Beberapa waktu lalu, sempat ada wacana soal penerapan student loan di Indonesia guna mengatasi kenaikan UKT. Wacana ini sempat dibahas dalam rapat DPR RI bersama Kemendikbudristek terkait polemik UKT yang melonjak tinggi.
Sebagai informasi saja, student loan adalah istilah yang merujuk pada program pinjaman pendidikan tinggi bagi mahasiswa.
Menurut Cambridge Dictionary, student loan artinya perjanjian di mana seorang mahasiswa di sebuah universitas meminjam uang dari bank untuk membiayai pendidikan mereka dan kemudian membayar kembali uang tersebut setelah mereka lulus atau selesai belajar dan mulai bekerja.

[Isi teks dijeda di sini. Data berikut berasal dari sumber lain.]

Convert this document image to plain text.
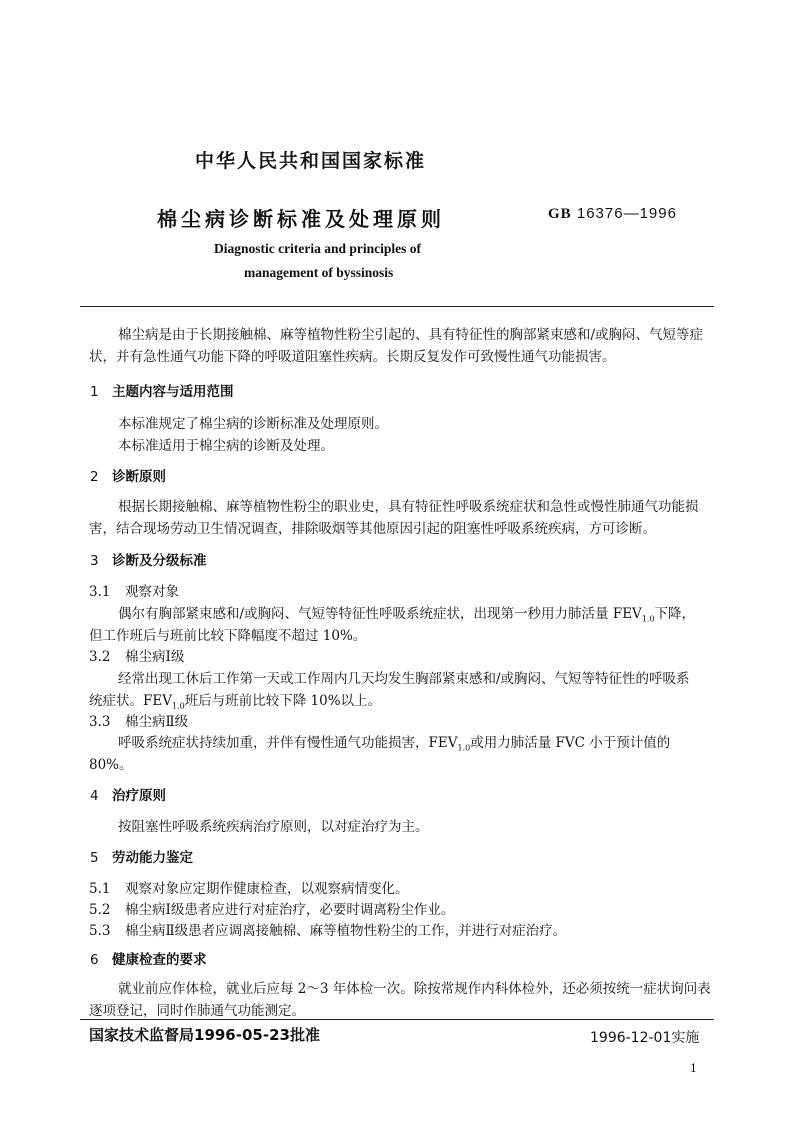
中华人民共和国国家标准
棉尘病诊断标准及处理原则	GB 16376—1996
Diagnostic criteria and principles of
management of byssinosis
棉尘病是由于长期接触棉、麻等植物性粉尘引起的、具有特征性的胸部紧束感和/或胸闷、气短等症
状，并有急性通气功能下降的呼吸道阻塞性疾病。长期反复发作可致慢性通气功能损害。
1 主题内容与适用范围
本标准规定了棉尘病的诊断标准及处理原则。
本标准适用于棉尘病的诊断及处理。
2 诊断原则
根据长期接触棉、麻等植物性粉尘的职业史，具有特征性呼吸系统症状和急性或慢性肺通气功能损
害，结合现场劳动卫生情况调查，排除吸烟等其他原因引起的阻塞性呼吸系统疾病，方可诊断。
3 诊断及分级标准
3.1 观察对象
偶尔有胸部紧束感和/或胸闷、气短等特征性呼吸系统症状，出现第一秒用力肺活量 $FEV_{1.0}$下降，
但工作班后与班前比较下降幅度不超过 10%。
3.2 棉尘病Ⅰ级
经常出现工休后工作第一天或工作周内几天均发生胸部紧束感和/或胸闷、气短等特征性的呼吸系
统症状。$FEV_{1.0}$班后与班前比较下降 10%以上。
3.3 棉尘病Ⅱ级
呼吸系统症状持续加重，并伴有慢性通气功能损害，$FEV_{1.0}$或用力肺活量 FVC 小于预计值的
80%。
4 治疗原则
按阻塞性呼吸系统疾病治疗原则，以对症治疗为主。
5 劳动能力鉴定
5.1 观察对象应定期作健康检查，以观察病情变化。
5.2 棉尘病Ⅰ级患者应进行对症治疗，必要时调离粉尘作业。
5.3 棉尘病Ⅱ级患者应调离接触棉、麻等植物性粉尘的工作，并进行对症治疗。
6 健康检查的要求
就业前应作体检，就业后应每 2～3 年体检一次。除按常规作内科体检外，还必须按统一症状询问表
逐项登记，同时作肺通气功能测定。
国家技术监督局1996-05-23批准	1996-12-01实施
1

Sistem ini sudah diterapkan di beberapa negara yang berkembang seperti Amerika Serikat, Kanada, Australia, Korea Selatan, dll.
Jika dilihat dari definisinya, student loan ini tidak berbeda jauh dengan pinjol. Keduanya sama-sama mengharuskan mahasiswa untuk mengangsur biaya kuliah.

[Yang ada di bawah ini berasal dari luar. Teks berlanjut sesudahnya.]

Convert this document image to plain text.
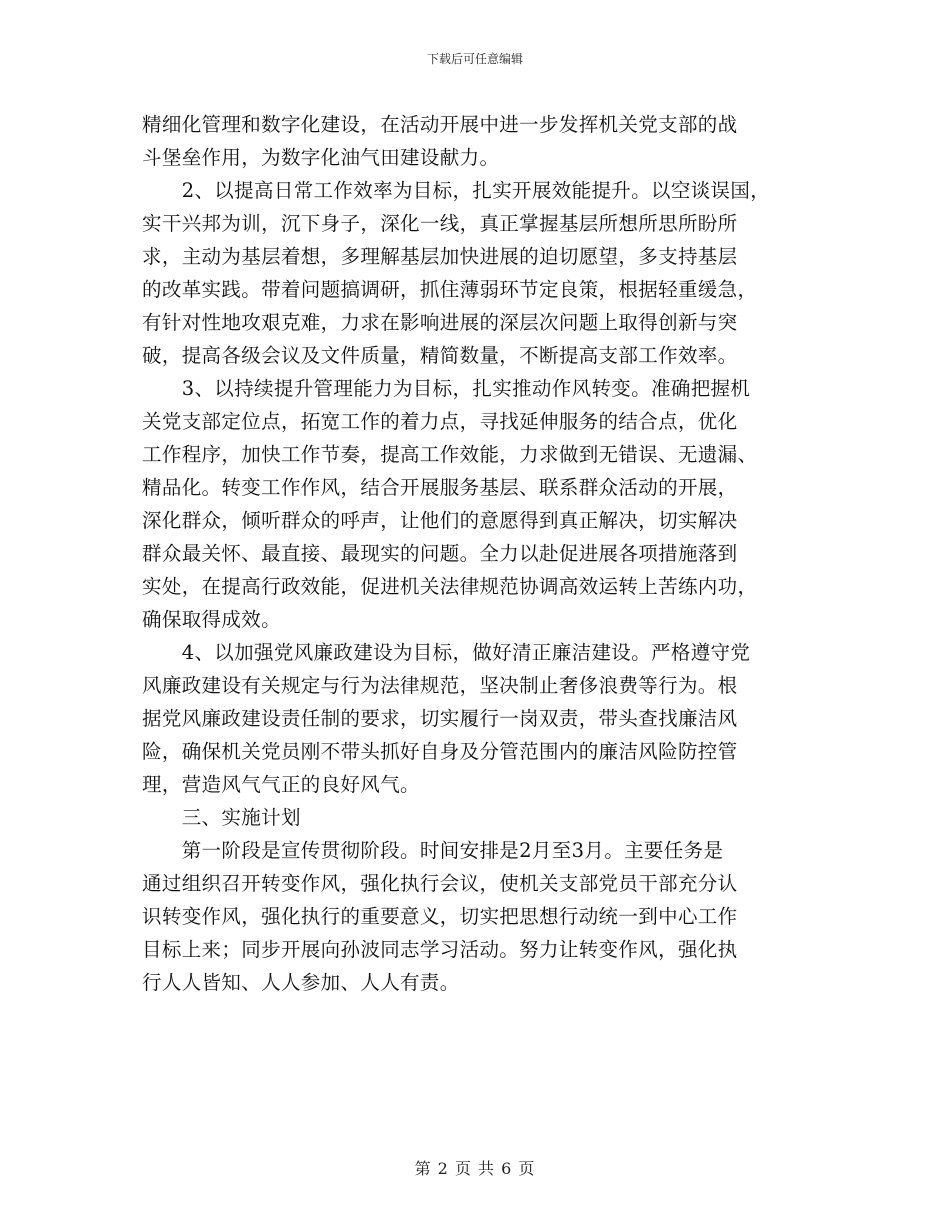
下载后可任意编辑
精细化管理和数字化建设，在活动开展中进一步发挥机关党支部的战
斗堡垒作用，为数字化油气田建设献力。
　　2、以提高日常工作效率为目标，扎实开展效能提升。以空谈误国，
实干兴邦为训，沉下身子，深化一线，真正掌握基层所想所思所盼所
求，主动为基层着想，多理解基层加快进展的迫切愿望，多支持基层
的改革实践。带着问题搞调研，抓住薄弱环节定良策，根据轻重缓急，
有针对性地攻艰克难，力求在影响进展的深层次问题上取得创新与突
破，提高各级会议及文件质量，精简数量，不断提高支部工作效率。
　　3、以持续提升管理能力为目标，扎实推动作风转变。准确把握机
关党支部定位点，拓宽工作的着力点，寻找延伸服务的结合点，优化
工作程序，加快工作节奏，提高工作效能，力求做到无错误、无遗漏、
精品化。转变工作作风，结合开展服务基层、联系群众活动的开展，
深化群众，倾听群众的呼声，让他们的意愿得到真正解决，切实解决
群众最关怀、最直接、最现实的问题。全力以赴促进展各项措施落到
实处，在提高行政效能，促进机关法律规范协调高效运转上苦练内功，
确保取得成效。
　　4、以加强党风廉政建设为目标，做好清正廉洁建设。严格遵守党
风廉政建设有关规定与行为法律规范，坚决制止奢侈浪费等行为。根
据党风廉政建设责任制的要求，切实履行一岗双责，带头查找廉洁风
险，确保机关党员刚不带头抓好自身及分管范围内的廉洁风险防控管
理，营造风气气正的良好风气。
　　三、实施计划
　　第一阶段是宣传贯彻阶段。时间安排是2月至3月。主要任务是
通过组织召开转变作风，强化执行会议，使机关支部党员干部充分认
识转变作风，强化执行的重要意义，切实把思想行动统一到中心工作
目标上来；同步开展向孙波同志学习活动。努力让转变作风，强化执
行人人皆知、人人参加、人人有责。
第 2 页 共 6 页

Pemerintah perlu memikirkan solusi lain yang tidak menjebak mahasiswa pada pinjaman online atau pinjaman bank, sehingga memberatkan mereka di masa depan.
Sebenarnya, dana pendidikan sebesar 20 persen yang berasal dari Anggaran Pendapatan dan Belanja Negara (APBN) dan Anggaran Pendapatan dan Belanja Daerah (APBD) cukup untuk biaya operasional perguruan tinggi di Indonesia.
Apabila dana yang besar tersebut dikelola dengan bertanggung jawab, tentu akan menjamin hak warga negara untuk memperoleh pendidikan yang bermutu dan terjangkau.
Kuncinya terletak pada pengelolaan anggaran yang bertanggung jawab oleh pemerintah. Jika saja pengelolaannya baik, niscaya biaya pendidikan kita terjangkau, bahkan gratis.
Sebagai penutup: dalam rangka mewujudkan Indonesia emas tahun 2045, mau tidak mau pemerintah harus menyiapkan SDM yang berkualitas melalui pendidikan yang terjangkau, bahkan kalau perlu pendidikan gratis.
Pinjaman online atau pinjaman bank memang seperti angin segar, tapi hal itu punya dampak negatif menurunkan produktivitas mahasiswa di masa depan.